MILANO: UNA SETTIMANA DI FLESSIONI E RECUPERI

18 Marzo 2000, di Redazione Wall Street Italia

Quando a Piazza Affari i più pessimisti erano pronti ad incassare il peggio, è arrivato un venerdì 17 che ha portato bene.
E l’indice Mibtel suulla settimana ha ceduto alla fine solo il 2,88%.

Forte del rialzo di Wall Street e dell’aumento dei tassi europei, la Borsa di Milano nell’ultima giornata della settimana ha rialzato la testa battendo anche un record: scambi per oltre 8 miliardi di euro. UN segno evidente che la liquidità c’e’ e -nonostante alcune incertezze- sta cercando il modo di collocarsi tra le delusione Fiat, la ripetitività del settore tecnologico e le scadenze tecniche.

Una settimana dominata dall’accordo Fiat – General Motors che ha provocato un ribasso delle Fiat ordinarie (-13,47%) per la mancata uscita definitiva del gruppo dal settore auto, ma anche da interessi speculativi.

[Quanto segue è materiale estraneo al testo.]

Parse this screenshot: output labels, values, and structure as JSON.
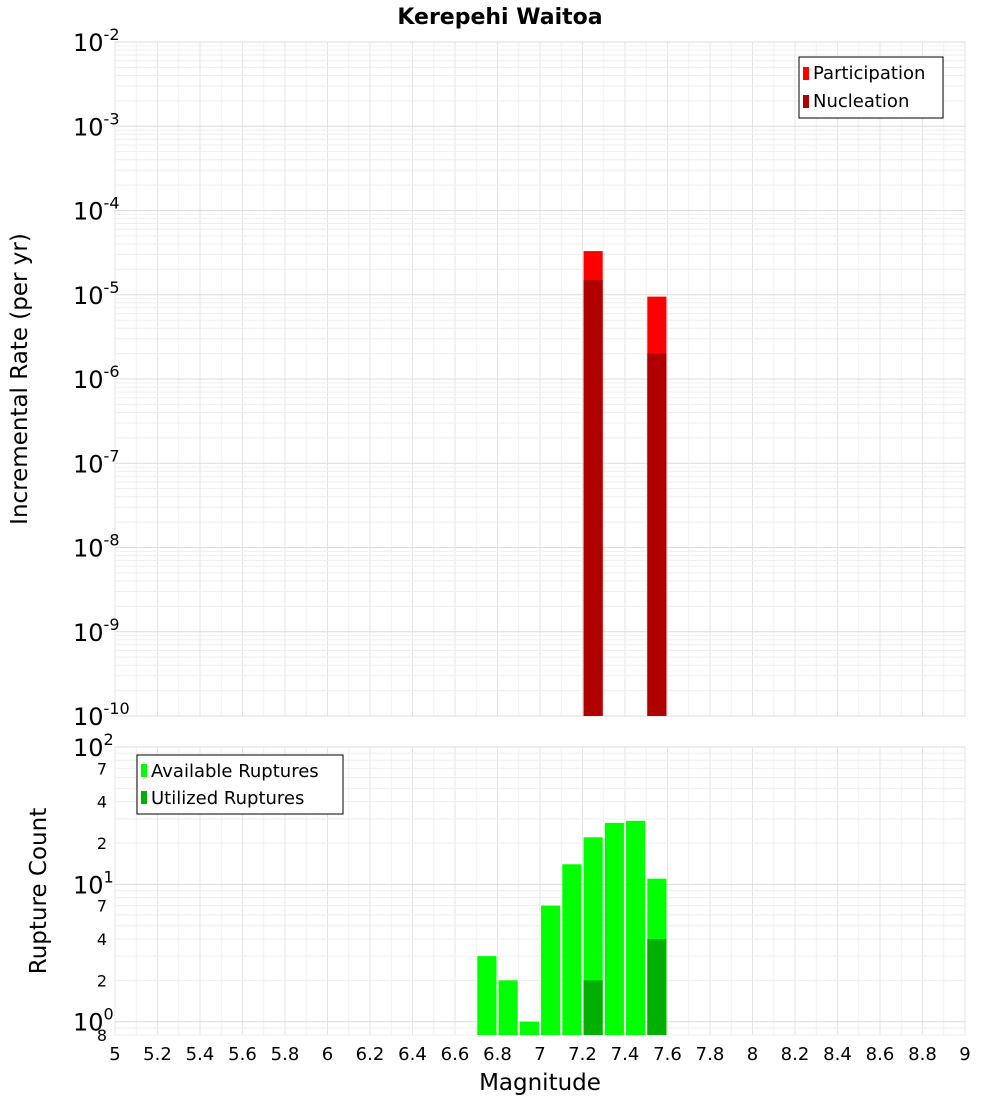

Solo martedì scorso si sono scambiati titoli Fiat pari al 5% del capitale con ribassi del 22,79% per le privilegiate, del 13,17% per le risparmio, del 19,66% per le Ifil e del 17,38% per le Ifil risparmio.

Una novità è stata, sempre sulla scia del Dow Jones, il tentativo dei titoli della “old economy” di tentare un allungo. C’e’ riuscito il titolo Enel con un + 5,91% settimanale fuori dal prezzo di collocamento dove ristagnava.
Ed Edison che ha guadagnato il 7,63%.

Non è stato così per Eni, nonostante i buoni risultati del gruppo che ha chiuso a -0,70%.

Discorso a parte per i telefonici, in particolar modo dopo i dettagli relativi alla fusione Seat-Tin.it. Il bilancio dei titoli del Gruppo Colaninno poteva essere peggiore dopo le forti prese di beneficio di inizio settimana. MA alla fine Seat ha chiuso la settimana a -0,22%, Telecom a -8,93%, Tim a -7,37%. Limitata la flessione di Olivetti a -1,63% e invariata Tecnost a -0,09% perchè è stata escluso un aumento di capitale.

Ha beneficiato del collocamento della prossima settimana di e-Biscom la Aem che ha guadagnato sempre nel periodo il 6,78%.

Rialzo record anche per Aedes -prima della scissione di Cdb- che ha portato a casa un +24,80%.

Bene anche Pirelli a +7,05%.

Tra i bancari Ha guadagnato San Paolo Imi a +3,01% e BiPopCarire a +4,14%.

Tiscali ha inceve perso il 15,75% scendendo sotto i 1000 euro. Ma il Nuovo Mercato potrebbe nei prossimi mesi ritrovare spunti grazie alle nuove matricole.

E anche Mediaset è scesa a 23,1 euro con un deprezzamento del 12%.